Puerto Rico GDB debt restructuring moves toward mandatory 45% cut
Puerto Rico's Government Development Bank is moving closer to a debt restructuring with a 45% cut in the value of bonds, deeper than an earlier negotiated agreement.
Puerto Rico’s government announced Tuesday that the Fiscal Agency and Financial Advisory Authority, the GDB, and “a significant portion" of the other parties to the restructuring support agreement have agreed to amend the existing August RSA.
Under the earlier RSA the bondholders would choose one of three new bond types. The types would be equal between 55 cents and 75 cents on the dollar of the original bond values. This deal was never formalized through a bondholder vote, as required by the Puerto Rico Oversight, Management, and Economic Stability Act for negotiated deals.
As of March 2017 the GDB had $4.1 billion in bond debt outstanding. In contrast to other Puerto Rico entities that are in Title III bankruptcy under the Puerto Rico Oversight, Management, and Economic Stability Act, the GDB is undergoing a consensual reorganization.
In September and October, due to the effects of Hurricanes Irma and Maria, “loss of communication, impairment to municipal revenues and liquidity and the impact to GDB real estate owned assets, FAFAA, GDB and the RSA Requisite Bondholders agreed on revising certain RSA milestones,” according to a March 21 draft of the GDB fiscal plan.
If the new terms are adopted, bondholders would get new bonds with a 7.5% annual coupon payable from available cash. If there is insufficient cash to pay the bonds, then the interest would be paid pro rata. Any unpaid interest would be paid in new bonds and these would be payable later.
The new bonds would have a maturity in August 2040.
If the deal goes forward, any available cash of the bond issuer would be directed to bondholders within five days from the closing date to reduce the principle outstanding.
The amendment also specifies that loans that public corporations owe to the GDB would now be owed to the new Recovery Authority that will be paying the bondholders. This was not in the original GDB restructuring support agreement, said Christian Sobrino Vega, Gov. Ricardo Rosselló’s non-voting representative on the Oversight Board.
The new deal also has terms for the municipalities. If approved, each municipality would be authorized to apply the amount of deposits it had at the GDB against the balance of any loan it owed to the GDB.

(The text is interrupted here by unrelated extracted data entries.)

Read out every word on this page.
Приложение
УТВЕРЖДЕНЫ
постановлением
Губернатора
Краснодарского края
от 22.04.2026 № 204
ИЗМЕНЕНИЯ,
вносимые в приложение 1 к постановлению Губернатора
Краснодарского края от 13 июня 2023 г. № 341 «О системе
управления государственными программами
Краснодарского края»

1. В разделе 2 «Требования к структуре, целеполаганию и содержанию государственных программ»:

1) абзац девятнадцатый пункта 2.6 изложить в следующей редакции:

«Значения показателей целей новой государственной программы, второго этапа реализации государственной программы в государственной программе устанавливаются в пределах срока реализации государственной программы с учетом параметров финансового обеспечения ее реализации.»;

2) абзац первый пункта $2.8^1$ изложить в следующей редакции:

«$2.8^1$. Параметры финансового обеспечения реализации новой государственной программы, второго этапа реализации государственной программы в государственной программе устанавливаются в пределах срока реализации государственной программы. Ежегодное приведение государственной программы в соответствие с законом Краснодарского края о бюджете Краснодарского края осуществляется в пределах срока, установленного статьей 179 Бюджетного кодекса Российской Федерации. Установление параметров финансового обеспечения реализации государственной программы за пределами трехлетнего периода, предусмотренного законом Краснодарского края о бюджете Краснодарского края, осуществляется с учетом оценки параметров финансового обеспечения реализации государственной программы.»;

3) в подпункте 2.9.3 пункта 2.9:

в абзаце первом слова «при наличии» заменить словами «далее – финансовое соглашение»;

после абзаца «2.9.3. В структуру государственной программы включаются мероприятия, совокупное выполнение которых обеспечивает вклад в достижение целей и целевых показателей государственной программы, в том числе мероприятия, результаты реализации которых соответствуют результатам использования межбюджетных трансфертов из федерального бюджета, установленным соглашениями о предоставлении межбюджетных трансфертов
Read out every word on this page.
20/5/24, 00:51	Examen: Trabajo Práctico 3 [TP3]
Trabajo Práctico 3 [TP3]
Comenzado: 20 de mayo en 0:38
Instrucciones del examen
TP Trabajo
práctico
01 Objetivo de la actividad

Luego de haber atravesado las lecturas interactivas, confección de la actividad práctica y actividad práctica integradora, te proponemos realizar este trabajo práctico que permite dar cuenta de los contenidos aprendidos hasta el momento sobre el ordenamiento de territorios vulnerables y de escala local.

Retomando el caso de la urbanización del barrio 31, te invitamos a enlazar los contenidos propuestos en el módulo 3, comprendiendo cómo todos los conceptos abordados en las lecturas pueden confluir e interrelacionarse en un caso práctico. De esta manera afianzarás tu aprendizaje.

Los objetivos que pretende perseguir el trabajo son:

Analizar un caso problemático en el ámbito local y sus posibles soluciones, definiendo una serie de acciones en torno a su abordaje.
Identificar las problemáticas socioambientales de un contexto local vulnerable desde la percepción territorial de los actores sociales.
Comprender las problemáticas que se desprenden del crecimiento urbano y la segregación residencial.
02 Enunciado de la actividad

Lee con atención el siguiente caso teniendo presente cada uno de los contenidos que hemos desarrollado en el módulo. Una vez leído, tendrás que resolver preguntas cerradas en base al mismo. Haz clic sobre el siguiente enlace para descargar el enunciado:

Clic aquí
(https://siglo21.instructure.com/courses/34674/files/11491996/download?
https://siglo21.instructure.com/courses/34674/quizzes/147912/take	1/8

According to the press statement from the governor’s office, “to provide municipalities with immediate liquidity, the amendment to the RSA gives each municipality the opportunity to receive immediate payment, before consummation of the transaction, of 55% of such municipality’s undisbursed certified excess CAE [Special Additional Property Tax revenue] held at GDB in exchange for releases.” The CAE revenue stream is dedicated primarily to paying municipalities debts. Historically, there has been excess held by the GDB delivered to the municipalities once a year. With the financial crisis at the GDB, this has been frozen.
Most of the amendment announced Tuesday will require approval by at least 50% of each bondholder group and at least 66% of the voting creditors in each group.
The new RSA splits the GDB bondholders into three groups: the Puerto Rico financial cooperatives, the other bondholders residing in Puerto Rico; and those who are based outside of Puerto Rico. The amendment says it is following the original RSA’s provisions on bondholder approval of the deal.
Approval of the amendment would also require the Puerto Rico legislature to pass amendments to an existing GDB law, and the Puerto Rico Oversight Board would have to sign off on it.
Moody’s Investors Service lead Puerto Rico analyst Ted Hampton said it was encouraging that the GDB negotiations were advancing.
Hampton said some of the other Puerto Rico debts may ultimately have deals reached through negotiations in the arbitration process. This is despite the fact that they have already entered the Title III process of court-supervised bankruptcy.
If the GDB deal goes through, the GDB debt holders may get a significantly better recovery rate than the general obligation holders, an odd development, according to Hampton.